Sources, Make Sure You Have Something to Say

 
 
By Chris Preimesberger  |  Posted 2007-10-31
 
 
 

Here are two bits of advice to all you nice public relations folks who call in to The Station: 1) The Station prefers email. 2) When you have a client who wants to comment upon other news within a particular IT sector, please make sure the company spokesperson has something to say.

A competing e-discovery company called me this morning after Iron Mountain announced it was acquiring Stratify, an e-discovery software vendor, for $158 million, offering some industry perspective. The call went something like this:

The Station: "Well, how does this acquisition affect your company and the market in general?"

Marketing exec: "There is no immediate impact on our company, since we have different customer sets."

The Station: "Oh well, then, that's great. What's the significance of this acquisition to the market?

Marketing exec: "We're not sure. We know as much as you do about the news."

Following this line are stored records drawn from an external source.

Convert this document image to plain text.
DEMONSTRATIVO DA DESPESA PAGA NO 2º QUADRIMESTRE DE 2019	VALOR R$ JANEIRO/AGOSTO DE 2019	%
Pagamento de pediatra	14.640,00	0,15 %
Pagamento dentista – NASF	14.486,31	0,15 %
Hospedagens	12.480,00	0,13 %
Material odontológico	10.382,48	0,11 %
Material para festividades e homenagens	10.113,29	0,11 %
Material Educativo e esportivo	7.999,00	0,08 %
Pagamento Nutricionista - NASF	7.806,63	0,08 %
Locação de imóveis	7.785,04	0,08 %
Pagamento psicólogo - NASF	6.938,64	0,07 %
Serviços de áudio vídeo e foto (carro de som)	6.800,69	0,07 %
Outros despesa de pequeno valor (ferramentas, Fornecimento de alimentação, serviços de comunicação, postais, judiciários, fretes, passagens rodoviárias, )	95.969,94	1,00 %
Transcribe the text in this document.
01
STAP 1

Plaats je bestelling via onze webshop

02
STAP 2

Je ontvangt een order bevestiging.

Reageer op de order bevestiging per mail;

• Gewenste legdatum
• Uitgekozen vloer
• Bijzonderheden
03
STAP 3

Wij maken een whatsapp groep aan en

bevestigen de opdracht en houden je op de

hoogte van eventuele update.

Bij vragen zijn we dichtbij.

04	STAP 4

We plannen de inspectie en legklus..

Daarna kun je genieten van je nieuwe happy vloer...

The Station: "Um, fair enough. We've seen a trend in larger companies buying smaller companies in this space. Is that what you're seeing?"

Marketing exec: "Yes."

The Station [clearing throat]: "Hey, man, thanks for your time. We're done here. Have a great day."

Sheesh.

--------------------------------------------------------------------------------

Double sheesh on this next item. This doesn't have to do with storage, but I couldn't help passing this on, it's so absolutely ridiculous.

A third-grade girl writes to Steve Jobs with some praise and an idea for improving the iPod. Three months later, she gets a response from Apple's legal department, which gets all high and mighty with her: We don't accept unsolicited ideas, don't write to us again, and read the legal policy on our website if you have any more questions. Harrumph. The girl runs off to her room, and slams the door.

Her parents are miffed, saying that Apple tries to paint itself as the "educational" computer company, yet discourages kids from using their brains on a project. Who's running the PR show there in Cupertino? Off with his/her head!

Even though Mark Aaker, Apple senior counsel, called the girl and apologized, Apple's PR people still have a fire to put out here. Good luck, Apple Scruffs.